MC: Direct question: have you written this book in order to exorcise a desire to end your existence?
Simon Critchley: That was part of the process.
I went through a very painful period following a break in love and I asked myself this question: is life worth living? Apparently, yes, as far as I'm concerned, since I'm here to answer you. The book was born from there.
The farewell letters you publish show both an unfailing determination and an enigmatic choice.
These letters, the manner of killing themselves, the places chosen, the symbols left are of capital importance. The way of dying gives meaning to past life, which scares the survivors, who feel fragile in their way of looking at their own existence.
Is that part of the reason why so many people are fleeing the discussions on this issue?
People do not want to know, it's a question that terrifies them as it puts them face to face with their own moving sands. Talking about suicide is not contagious, it does not cause contamination. We should be confronted with our own terrors, that is how we can progress.
Suicide is still too often regarded as something forbidden, which goes against public or religious law.
Yes, suicide is still illegal in New York State, for example. Religious texts consider that your life is a gift from God, which does not belong to you. To assert the right to put an end to it is to go against the divine will, and thus to break the law and its commandments.
To the crumbling of the religious has succeeded the rise in power of psychiatry and psychoanalysis which, you say, have continued to their ways of holding a moral discourse .
Yes, to an instrument of domination over our free will has succeeded another, much more sly. The perpetrator of a suicide attempt has become a patient who must be treated. And that's still the case today.

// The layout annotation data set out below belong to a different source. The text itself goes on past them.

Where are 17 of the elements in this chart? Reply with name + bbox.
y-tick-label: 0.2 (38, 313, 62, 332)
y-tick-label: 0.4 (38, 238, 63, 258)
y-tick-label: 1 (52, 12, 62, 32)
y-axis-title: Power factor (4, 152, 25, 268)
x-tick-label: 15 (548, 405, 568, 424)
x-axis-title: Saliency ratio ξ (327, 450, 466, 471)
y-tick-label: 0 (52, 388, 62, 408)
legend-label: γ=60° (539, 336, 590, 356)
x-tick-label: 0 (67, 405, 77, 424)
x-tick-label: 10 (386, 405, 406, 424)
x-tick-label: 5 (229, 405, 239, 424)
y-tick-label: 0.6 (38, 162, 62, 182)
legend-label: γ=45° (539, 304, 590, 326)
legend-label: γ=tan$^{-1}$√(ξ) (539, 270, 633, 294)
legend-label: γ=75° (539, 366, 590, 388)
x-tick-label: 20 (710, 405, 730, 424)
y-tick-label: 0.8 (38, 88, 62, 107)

We want to heal instead of understanding that after all, everyone must have the dignity to choose his life as he sees fit.
Who, mostly men or women, commit suicide?
Men, three to four times more. Except in China, where the opposite is true. On the other hand, women are three to four times more likely to make attempts.
There's only one middle that suicide arranges, it's show-business, go ahead.
Of course, because it is mostly populated by cynical and unethical people, who think primarily of their interests. Courtney Love once told me about her husband, Kurt Cobain, that the record industry had found her suicide "awesome." It had given them a glimpse of the enormous profits they would derive from such a cult ending. For them, the worst thing that can happen to a rock star is to live old. (Laughter.)
Letters of Suicide, by Simon Critchley, ed. Max Milo, 16 €.